Selbst für das schlechteste Bild gab es in der Schule keine Sechs. Denn Arbeit und jegliches Bemühen haben immer Wertschätzung verdient. Mag sein, dass „SeeMoZ“ das vertragen würde, so „geprügelt“ zu werden. Aber selbst Journalismus hat Grenzen, auch im Kommentieren. Ein bisschen mehr Feingefühl stünde deshalb sogar den hiesigen „Widerborstigen“ ab und zu ganz gut…
Eigentlich schade, wieviele humorlose Menschen es gibt…
Die Fernsehsendung war gut, verglichen mit manch anderer Fasnachts- oder Karnevalsübertragung sogar sehr gut – und einzelne Sätze aus dem Zusammenhang zu reißen war noch nie einem „Vorgang“ dienlich.

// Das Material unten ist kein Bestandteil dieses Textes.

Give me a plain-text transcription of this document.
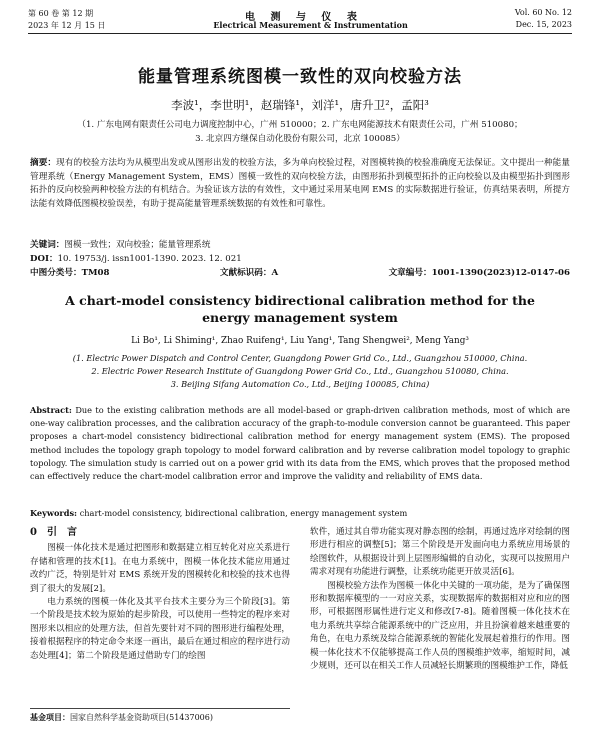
第 60 卷 第 12 期	电 测 与 仪 表	Vol. 60 No. 12
2023 年 12 月 15 日	Electrical Measurement & Instrumentation	Dec. 15, 2023
能量管理系统图模一致性的双向校验方法
李波¹，李世明¹，赵瑞锋¹，刘洋¹，唐升卫²，孟阳³
（1. 广东电网有限责任公司电力调度控制中心，广州 510000；2. 广东电网能源技术有限责任公司，广州 510080；
3. 北京四方继保自动化股份有限公司，北京 100085）
摘要：现有的校验方法均为从模型出发或从图形出发的校验方法，多为单向校验过程，对图模转换的校验准确度无法保证。文中提出一种能量管理系统（Energy Management System，EMS）图模一致性的双向校验方法，由图形拓扑到模型拓扑的正向校验以及由模型拓扑到图形拓扑的反向校验两种校验方法的有机结合。为验证该方法的有效性，文中通过采用某电网 EMS 的实际数据进行验证，仿真结果表明，所提方法能有效降低图模校验误差，有助于提高能量管理系统数据的有效性和可靠性。
关键词：图模一致性；双向校验；能量管理系统
DOI：10. 19753/j. issn1001-1390. 2023. 12. 021
中图分类号：TM08	文献标识码：A	文章编号：1001-1390(2023)12-0147-06
A chart-model consistency bidirectional calibration method for the energy management system
Li Bo¹, Li Shiming¹, Zhao Ruifeng¹, Liu Yang¹, Tang Shengwei², Meng Yang³
(1. Electric Power Dispatch and Control Center, Guangdong Power Grid Co., Ltd., Guangzhou 510000, China.
2. Electric Power Research Institute of Guangdong Power Grid Co., Ltd., Guangzhou 510080, China.
3. Beijing Sifang Automation Co., Ltd., Beijing 100085, China)
Abstract: Due to the existing calibration methods are all model-based or graph-driven calibration methods, most of which are one-way calibration processes, and the calibration accuracy of the graph-to-module conversion cannot be guaranteed. This paper proposes a chart-model consistency bidirectional calibration method for energy management system (EMS). The proposed method includes the topology graph topology to model forward calibration and by reverse calibration model topology to graphic topology. The simulation study is carried out on a power grid with its data from the EMS, which proves that the proposed method can effectively reduce the chart-model calibration error and improve the validity and reliability of EMS data.
Keywords: chart-model consistency, bidirectional calibration, energy management system
0　引　言

图模一体化技术是通过把图形和数据建立相互转化对应关系进行存储和管理的技术[1]。在电力系统中，图模一体化技术能应用通过改约广泛，特别是针对 EMS 系统开发的图模转化和校验的技术也得到了很大的发展[2]。

电力系统的图模一体化及其平台技术主要分为三个阶段[3]。第一个阶段是技术较为原始的起步阶段，可以使用一些特定的程序来对图形来以相应的处理方法，但首先要针对不同的图形进行编程处理，接着根据程序的特定命令来逐一画出，最后在通过相应的程序进行动态处理[4]；第二个阶段是通过借助专门的绘图

软件，通过其自带功能实现对静态图的绘制，再通过选序对绘制的图形进行相应的调整[5]；第三个阶段是开发面向电力系统应用场景的绘图软件，从根据设计到上层图形编辑的自动化，实现可以按照用户需求对现有功能进行调整，让系统功能更开放灵活[6]。

图模校验方法作为图模一体化中关键的一项功能，是为了确保图形和数据库模型的一一对应关系，实现数据库的数据相对应和应的图形，可根据图形属性进行定义和修改[7-8]。随着图模一体化技术在电力系统共享综合能源系统中的广泛应用，并且扮演着越来越重要的角色，在电力系统及综合能源系统的智能化发展起着推行的作用。图模一体化技术不仅能够提高工作人员的图模维护效率，缩短时间，减少规则，还可以在相关工作人员减轻长期繁琐的图模维护工作，降低

基金项目：国家自然科学基金资助项目(51437006)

I freu mi uf d’Fasnet, wie Tausende andere au, Ho Narro!
Ekkehard Greis, Jakobiner-Präsident
Ist ja interessant, wieviel schlichte Gemüter inzwischen das Seemoz-Portal besuchen und mit ihren Kommentaren – wie hier exemplarisch zu lesen – ihr biederes Anspruchsniveau zum Ausdruck bringen. Aber was will man von eingefleischten Tusch-Putschisten auch anderes erwarten, als den alljährlich im Konzil verabreichten provinziellen Underground-Humor mit aller Macht zu verteidigen. Herr Reile, Sie sprechen mir aus der Seele!
Auf die Gefahr hin, vom Seemoz wieder als geistesschwach und drittklassig beschimpft zu werden:
Da ist jemand aber so mächtig böse geworden, dass man sich in der Tat fragen muss: Woher rührt so viel Hass und Giftgeifer auf harmlose Menschlein, die vielen anderen Menschlein, harmlosen und auch anderen natürlich, mit mehr oder weniger Perfektion ein wenig Spaß und Freude bereiten, auch wenn es dem Geschmack des Seemoz-Kritikers nicht entspricht, für den Humor nur legitimiert ist, wenn er die richtigen politischen Botschaften transportiert, nämlich die seinen. Es fehlt ja nicht viel, dass eine Schießerlaubnis auf Narren ausgesprochen wird, in den Augen des Seemoz-Kritikers sowieso eher nur Menschen im weitesten Sinn, deren IQ natürlich Welten unter dem des Seemoz-Kritikers, nur knapp oberhalb dem des Schimpansen liegt, wie in der Kritik deutlich herauszulesen ist.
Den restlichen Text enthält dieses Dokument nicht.